Когда они переместились к кранам, Гатиев повернулся к Ахмеду и негромко сказал по-чеченски:
— Слышал, брат, проблемы у вас какие-то. С русскими, да?
— Да, есть немного, — неопределенно ответил Гатиеву Ахмед и спросил: — А ты кто, брат?
— Бизнесом тут занимаюсь.
— А-а.
Гатиев вытер руки одноразовым полотенцем, бросил бумажный комок в урну, затем достал из кармана визитку и положил ее на край раковины.
— Будут совсем большие проблемы — звони, — спокойно сказал он.
Ахмед взял с раковины визитку, пробежал глазами, усмехнулся и, не поворачиваясь к Гатиеву, сунул ее в карман. Потом разлепил губы и небрежно ответил:
— Будут — позвоню.
Вячеслав Иванович поднес телефон к уху и сказал:
— Слушаю.
— Товарищ генерал-майор, это Бекас. У нас все готово, — услышал он в ответ.
— Как все прошло?
— Более-менее. Сначала я ему сразу чип на ворот прицепил. Но он, гад, так резко плечом дернул, а потом еще и ладонью по плечу прошелся, что чип на пол упал. Прямо под стол. Я все боялся, что он его ногой раздавит, но нет, обошлось. Для проформы посидел с ним немного, а потом незаметно чипик подхватил и восвояси убрался. На обратном пути хотел вторую попытку сделать, но он за каждым моим движением следил. Мне даже в какой-то момент показалось, что он что-то учуял.
— Ну и?
— Да вроде не учуял.
— Так ты прицепил чип или нет?
— Нет. То есть — да. Только не я, а Ахмед. В туалете, возле раковины, когда они руки мыли.
— Думаешь, Гатиев
— Не должен. Ахмед ведь в юности фокусником был, даже приз на областном выступлении получил. Как говорится, ловкость рук и все такое.
— Будем надеяться, что так. Это все?
— Нет. Гатиев ему визитку свою оставил. Сказал, мол, «если будут проблемы — обращайся».
— Клюнул, значит?
— Похоже на то. Хотя… черт его знает, товарищ генерал-майор. У него взгляд как прицел.
— Ладно, действуем по плану. До связи.
— До связи, товарищ генерал-майор.
5
Александр Борисович Турецкий сидел за столом у себя в кабинете, пил черный кофе и, время от времени потирая пальцами виски, просматривал расшифровки разговоров Гатиева. В руке у него был красный маркер. Встречая что-нибудь интересное, Александр Борисович делал на страницах пометки.
Минувшей ночью на Турецкого накатила бессонница, и он до рассвета лежал в постели, прислушиваясь к тихому дыханию жены, закинув руки за голову и разглядывая потолок. В голове вертелись неприятные мысли. Вечером жена Ирина вдруг заявила Турецкому, что он подлец, и что она больше не может жить с таким человеком под одной крышей. Сказано это было шутливым тоном, однако Александр Борисович заметил, как грозно блеснули глаза жены, и принял сказанную тираду всерьез. Слишком хорошо ему был знаком гневный огонек Ирининых глаз. Слишком хорошо он знал, в какое грозное пламя умеет превращаться этот огонек от одного неосторожного слова или жеста. Поэтому Александр Борисович сделал покорное лицо и ответил шутливо, тщательно подбирая слова:
— Чем же я заслужил такое, радость моя? Если я чем-то провинился, то заранее прошу простить меня, бо содеяно сие было не по злому умыслу, а токмо по неосторожности.
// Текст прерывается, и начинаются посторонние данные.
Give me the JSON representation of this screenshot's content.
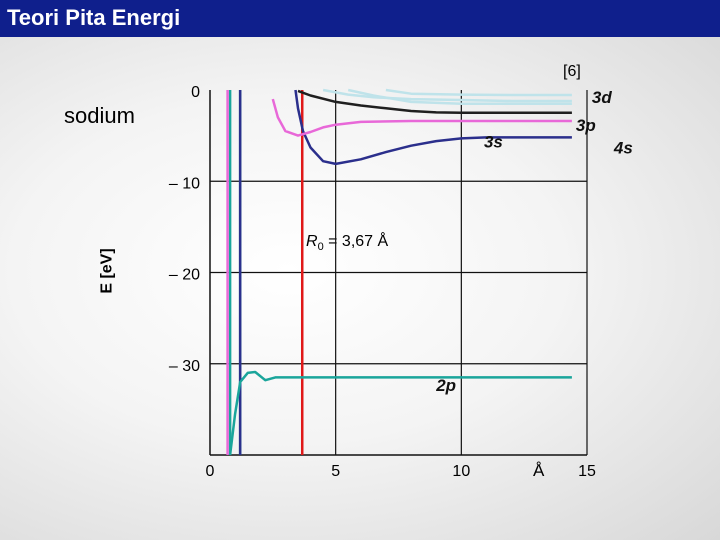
{
  "header": {
    "title": "Teori Pita Energi"
  },
  "labels": {
    "element": "sodium",
    "reference": "[6]",
    "r0_symbol": "R",
    "r0_sub": "0",
    "r0_value": " = 3,67 Å",
    "y_axis_label": "E [eV]",
    "x_unit": "Å"
  },
  "colors": {
    "title_bar": "#0f1f8c",
    "s2p": "#1aa59b",
    "s3s": "#2b2f8c",
    "s3p": "#e868d8",
    "s4s": "#1f1f1f",
    "s3d": "#bfe3ea",
    "r0_line": "#e01818",
    "grid": "#111111"
  },
  "chart_data": {
    "type": "line",
    "title": "",
    "xlabel": "",
    "ylabel": "E [eV]",
    "xlim": [
      0,
      15
    ],
    "ylim": [
      -40,
      0
    ],
    "x_ticks": [
      0,
      5,
      10,
      15
    ],
    "x_tick_labels": [
      "0",
      "5",
      "10",
      "15"
    ],
    "y_ticks": [
      0,
      -10,
      -20,
      -30
    ],
    "y_tick_labels": [
      "0",
      "– 10",
      "– 20",
      "– 30"
    ],
    "grid": true,
    "series": [
      {
        "name": "2p",
        "x": [
          0.8,
          1.0,
          1.2,
          1.5,
          1.8,
          2.2,
          2.6,
          3.0,
          5.0,
          10.0,
          14.4
        ],
        "y": [
          -40.0,
          -35.5,
          -32.0,
          -31.0,
          -30.9,
          -31.8,
          -31.5,
          -31.5,
          -31.5,
          -31.5,
          -31.5
        ]
      },
      {
        "name": "3s",
        "x": [
          3.4,
          3.5,
          3.7,
          4.0,
          4.5,
          5.0,
          6.0,
          7.0,
          8.0,
          9.0,
          10.0,
          11.0,
          12.0,
          13.0,
          14.4
        ],
        "y": [
          0.0,
          -2.0,
          -4.5,
          -6.3,
          -7.8,
          -8.1,
          -7.6,
          -6.8,
          -6.1,
          -5.6,
          -5.3,
          -5.2,
          -5.2,
          -5.2,
          -5.2
        ]
      },
      {
        "name": "3p",
        "x": [
          2.5,
          2.7,
          3.0,
          3.5,
          4.0,
          4.5,
          5.0,
          6.0,
          8.0,
          10.0,
          12.0,
          14.4
        ],
        "y": [
          -1.0,
          -3.0,
          -4.5,
          -5.0,
          -4.6,
          -4.1,
          -3.8,
          -3.5,
          -3.4,
          -3.4,
          -3.4,
          -3.4
        ]
      },
      {
        "name": "4s",
        "x": [
          3.5,
          4.0,
          5.0,
          6.0,
          7.0,
          8.0,
          9.0,
          10.0,
          12.0,
          14.4
        ],
        "y": [
          -0.1,
          -0.6,
          -1.3,
          -1.7,
          -2.0,
          -2.3,
          -2.45,
          -2.5,
          -2.5,
          -2.5
        ]
      },
      {
        "name": "3d",
        "x": [
          4.5,
          5.5,
          6.5,
          8.0,
          10.0,
          12.0,
          14.4
        ],
        "y": [
          0.0,
          -0.5,
          -0.8,
          -1.0,
          -1.1,
          -1.2,
          -1.2
        ]
      },
      {
        "name": "",
        "x": [
          5.5,
          6.5,
          8.0,
          10.0,
          12.0,
          14.4
        ],
        "y": [
          0.0,
          -0.6,
          -1.3,
          -1.5,
          -1.5,
          -1.5
        ]
      },
      {
        "name": "",
        "x": [
          7.0,
          8.0,
          10.0,
          12.0,
          14.4
        ],
        "y": [
          0.0,
          -0.4,
          -0.5,
          -0.55,
          -0.55
        ]
      }
    ],
    "vertical_lines": [
      {
        "name": "2p-core-left",
        "x": 0.8
      },
      {
        "name": "2p-core-right",
        "x": 1.2
      },
      {
        "name": "3p-left-edge",
        "x": 0.7
      },
      {
        "name": "3s-left-edge",
        "x": 1.2
      },
      {
        "name": "R0",
        "x": 3.67
      }
    ],
    "annotations": [
      {
        "text": "3d",
        "x": 14.4,
        "y": -1.0
      },
      {
        "text": "3p",
        "x": 14.4,
        "y": -3.4
      },
      {
        "text": "4s",
        "x": 14.4,
        "y": -5.0
      },
      {
        "text": "3s",
        "x": 10.9,
        "y": -5.2
      },
      {
        "text": "2p",
        "x": 9.0,
        "y": -33.0
      }
    ]
  }
}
— Очень смешно, — фыркнула жена. — Ты что, и правда не понимаешь, за что я тебя так назвала?
Турецкий принялся ускоренно перебирать в голове варианты возможной своей вины. Однако в голову ничего не приходило. «Наверняка я забыл о какой-то чрезвычайно памятной дате», — подумал Александр Борисович. Он бы вспомнил, но Ирина не дала ему додумать мысль до конца.
— Ты так и не вспомнил? — грозно спросила она, и глаза ее потемнели так, что на какое-то мгновение Турецкому стало действительно страшно.
Александр Борисович решил смухлевать.
— Вот черт! — громко воскликнул он и хлопнул себя ладонью по лбу. — Болван я, болван! Как же я мог об этом забыть?
Ирина подозрительно сощурилась:
— И о чем же ты забыл?
— Как это о чем? — возмущенно отозвался Турецкий. — И ты еще спрашиваешь?! Да про это я должен был помнить в первую очередь. Я мог забыть побриться, надеть свежую рубашку, позавтракать, наконец! Но об этом… — Турецкий покачал головой. — Об этом — ни за что.